- Also known as: The Social
- Presented by: Craig Doyle
- Country of origin: Ireland
- No. of seasons: 1

Production
- Production locations: RTÉ Television Centre Donnybrook, Dublin 4
- Running time: 30 minutes

Original release
- Network: RTÉ Two
- Release: 15 November 2011 – 2012

Related
- The Late Late Show, The Saturday Night Show

= Craig Doyle Live =

Craig Doyle was an Irish weekly topical comedy-style chat show which aired from November 2011 as The Social until 2012, then continued until 2013, and was shown on RTÉ Two. Portrayed as live programme, some episodes were recorded in advance and broadcast at a later date.

==Format as The Social==
The show was presented by Craig Doyle with guests discussing latest topical news interspersed with news on the latest events on social media such as Twitter and Facebook. It was Doyle's second attempt at a chat show with RTÉ, following 2010's ill-fated Saturday night effort Tonight with Craig Doyle.

"No topic is out of bounds" was the billing before the first episode was broadcast.

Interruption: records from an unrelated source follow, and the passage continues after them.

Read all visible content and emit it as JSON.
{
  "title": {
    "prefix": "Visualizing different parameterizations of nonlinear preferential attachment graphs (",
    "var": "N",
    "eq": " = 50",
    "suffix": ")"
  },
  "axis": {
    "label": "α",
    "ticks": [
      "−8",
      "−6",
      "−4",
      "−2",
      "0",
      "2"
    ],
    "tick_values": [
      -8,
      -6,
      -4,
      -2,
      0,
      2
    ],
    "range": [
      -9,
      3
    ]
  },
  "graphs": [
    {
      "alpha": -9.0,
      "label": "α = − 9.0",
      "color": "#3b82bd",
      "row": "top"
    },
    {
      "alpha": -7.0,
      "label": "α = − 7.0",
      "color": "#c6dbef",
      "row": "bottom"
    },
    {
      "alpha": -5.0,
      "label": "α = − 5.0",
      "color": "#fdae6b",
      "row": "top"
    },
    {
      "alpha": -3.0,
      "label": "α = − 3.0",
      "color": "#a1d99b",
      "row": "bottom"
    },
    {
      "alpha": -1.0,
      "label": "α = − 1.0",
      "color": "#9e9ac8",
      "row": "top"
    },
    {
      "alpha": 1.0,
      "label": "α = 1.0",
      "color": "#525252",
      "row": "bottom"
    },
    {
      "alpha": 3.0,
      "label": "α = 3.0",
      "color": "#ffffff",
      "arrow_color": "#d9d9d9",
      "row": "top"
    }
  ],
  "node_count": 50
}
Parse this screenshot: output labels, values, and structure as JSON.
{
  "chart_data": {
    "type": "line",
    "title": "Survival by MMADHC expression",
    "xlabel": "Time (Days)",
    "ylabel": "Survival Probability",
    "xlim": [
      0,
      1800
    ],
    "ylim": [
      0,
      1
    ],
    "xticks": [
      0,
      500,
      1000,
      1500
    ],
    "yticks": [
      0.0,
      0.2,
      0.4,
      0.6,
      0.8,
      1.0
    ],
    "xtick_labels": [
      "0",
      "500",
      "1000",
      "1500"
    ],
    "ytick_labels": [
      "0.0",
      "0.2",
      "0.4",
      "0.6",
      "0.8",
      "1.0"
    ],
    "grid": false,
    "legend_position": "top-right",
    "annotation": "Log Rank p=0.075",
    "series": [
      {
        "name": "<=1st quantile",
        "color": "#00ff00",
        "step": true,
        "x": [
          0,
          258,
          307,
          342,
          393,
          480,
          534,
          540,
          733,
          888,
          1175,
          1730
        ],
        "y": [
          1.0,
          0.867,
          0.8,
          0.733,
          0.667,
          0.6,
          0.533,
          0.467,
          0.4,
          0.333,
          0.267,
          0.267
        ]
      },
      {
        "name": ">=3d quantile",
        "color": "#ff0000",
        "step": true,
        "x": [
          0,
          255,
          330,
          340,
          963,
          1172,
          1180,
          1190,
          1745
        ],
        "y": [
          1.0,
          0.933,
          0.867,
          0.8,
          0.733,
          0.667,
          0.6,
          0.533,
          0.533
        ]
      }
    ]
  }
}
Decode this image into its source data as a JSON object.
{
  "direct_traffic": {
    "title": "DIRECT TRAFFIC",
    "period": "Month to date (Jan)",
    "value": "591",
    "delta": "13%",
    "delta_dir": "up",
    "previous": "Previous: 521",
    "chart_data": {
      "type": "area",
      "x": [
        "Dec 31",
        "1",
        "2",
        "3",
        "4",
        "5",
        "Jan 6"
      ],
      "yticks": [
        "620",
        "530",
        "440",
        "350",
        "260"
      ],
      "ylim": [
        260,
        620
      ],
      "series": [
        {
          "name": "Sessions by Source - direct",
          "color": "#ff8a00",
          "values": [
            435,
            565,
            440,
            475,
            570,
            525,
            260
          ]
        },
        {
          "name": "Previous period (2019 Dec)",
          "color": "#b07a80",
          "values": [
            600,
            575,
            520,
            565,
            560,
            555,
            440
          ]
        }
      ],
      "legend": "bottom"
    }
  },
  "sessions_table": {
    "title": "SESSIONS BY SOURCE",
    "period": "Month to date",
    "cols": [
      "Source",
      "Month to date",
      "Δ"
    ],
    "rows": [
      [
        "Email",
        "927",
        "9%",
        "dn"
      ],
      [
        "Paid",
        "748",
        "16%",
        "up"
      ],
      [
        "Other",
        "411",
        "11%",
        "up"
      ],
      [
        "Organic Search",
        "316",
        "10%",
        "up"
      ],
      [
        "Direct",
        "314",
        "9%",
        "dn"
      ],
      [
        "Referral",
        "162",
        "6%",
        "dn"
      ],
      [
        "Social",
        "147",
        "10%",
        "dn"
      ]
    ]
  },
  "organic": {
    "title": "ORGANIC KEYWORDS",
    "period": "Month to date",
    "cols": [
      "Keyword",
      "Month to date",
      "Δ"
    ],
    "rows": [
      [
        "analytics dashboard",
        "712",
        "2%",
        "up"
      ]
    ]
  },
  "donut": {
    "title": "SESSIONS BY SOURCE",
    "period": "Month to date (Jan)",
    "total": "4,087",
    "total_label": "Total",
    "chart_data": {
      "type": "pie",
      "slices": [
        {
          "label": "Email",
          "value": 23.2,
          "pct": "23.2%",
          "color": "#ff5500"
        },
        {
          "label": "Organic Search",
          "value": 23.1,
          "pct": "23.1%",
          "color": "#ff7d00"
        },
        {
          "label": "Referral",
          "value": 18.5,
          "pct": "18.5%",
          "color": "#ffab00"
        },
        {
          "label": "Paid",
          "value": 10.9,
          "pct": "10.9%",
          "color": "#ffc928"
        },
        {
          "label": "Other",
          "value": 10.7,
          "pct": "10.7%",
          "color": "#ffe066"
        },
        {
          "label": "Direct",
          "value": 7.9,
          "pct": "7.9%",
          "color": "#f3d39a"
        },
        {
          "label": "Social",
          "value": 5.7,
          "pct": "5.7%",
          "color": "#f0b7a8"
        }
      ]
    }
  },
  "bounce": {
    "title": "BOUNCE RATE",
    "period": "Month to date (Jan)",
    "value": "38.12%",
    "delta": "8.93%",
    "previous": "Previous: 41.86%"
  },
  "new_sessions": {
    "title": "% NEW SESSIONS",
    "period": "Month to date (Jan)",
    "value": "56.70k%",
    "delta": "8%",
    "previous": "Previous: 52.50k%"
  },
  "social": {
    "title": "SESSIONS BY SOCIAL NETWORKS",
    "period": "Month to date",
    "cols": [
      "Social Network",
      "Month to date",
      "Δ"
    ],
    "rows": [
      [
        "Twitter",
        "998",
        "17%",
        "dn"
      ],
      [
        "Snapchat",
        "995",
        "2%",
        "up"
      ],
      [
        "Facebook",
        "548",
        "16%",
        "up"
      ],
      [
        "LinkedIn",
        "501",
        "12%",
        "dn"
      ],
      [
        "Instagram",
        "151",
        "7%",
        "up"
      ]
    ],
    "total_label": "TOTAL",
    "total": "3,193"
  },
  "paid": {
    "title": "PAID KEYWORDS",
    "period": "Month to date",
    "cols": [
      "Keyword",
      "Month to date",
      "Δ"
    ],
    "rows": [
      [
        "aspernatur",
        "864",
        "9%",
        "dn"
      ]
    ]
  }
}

Doyle and three showbiz guests discussed topics such as soccer-victory-night sex and phone apps that alert men to women's menstrual cycles allowing the male, where applicable, to "steer clear" of the woman or find out "whether she's feeling randy".

The new series failed to attract an audience for RTÉ Two, with both critics and audiences unimpressed. "The Afternoon Show seemed dangerously cutting-edge by comparison", said The Irish Times.

==Format as Craig Doyle==
Craig Doyle Live took a different approach to the initial format called The Social. The setting moved from his "home" to a more modern looking set. The show aired twice a week, on Tuesdays and Thursdays. Rather than 3 panellists there were 2. A short introduction from Craig Doyle followed by banter with the 2 panel guest. After which a guest was brought on to be interviewed by Craig and his panel. This format was similar to that of The Panel which Craig Doyle also hosted.
"Minus The Social's forlorn set, this is the same mixture as before -- unfunny smart-aleck quips from the host and a couple of D-list panellists, and then fawning interviews with celebs whose inordinate lust for the limelight should preclude them from ever having the opportunity to bask in it. " - The Irish Independent

==Transmission history==
The first episode aired on Tuesday 15 November 2011 as The Social.

RTÉ promised it was to return in 2012. The show was relaunched as Craig Doyle Live on 28 February 2012.

It bounced about the schedule during UEFA Euro 2012, being broadcast after key matches and featuring guests such as Salvatore Schillaci. In November 2012 it was announced the programme would not be returning. Speaking in June 2013 Doyle confirmed that "I won't be appearing on RTE 2 again" after signing a four-year deal with BT Sport.

==Criticism==

Labour TD Aodhán Ó Ríordáin has criticised the show as being "painful" and "crass laddish nonsense".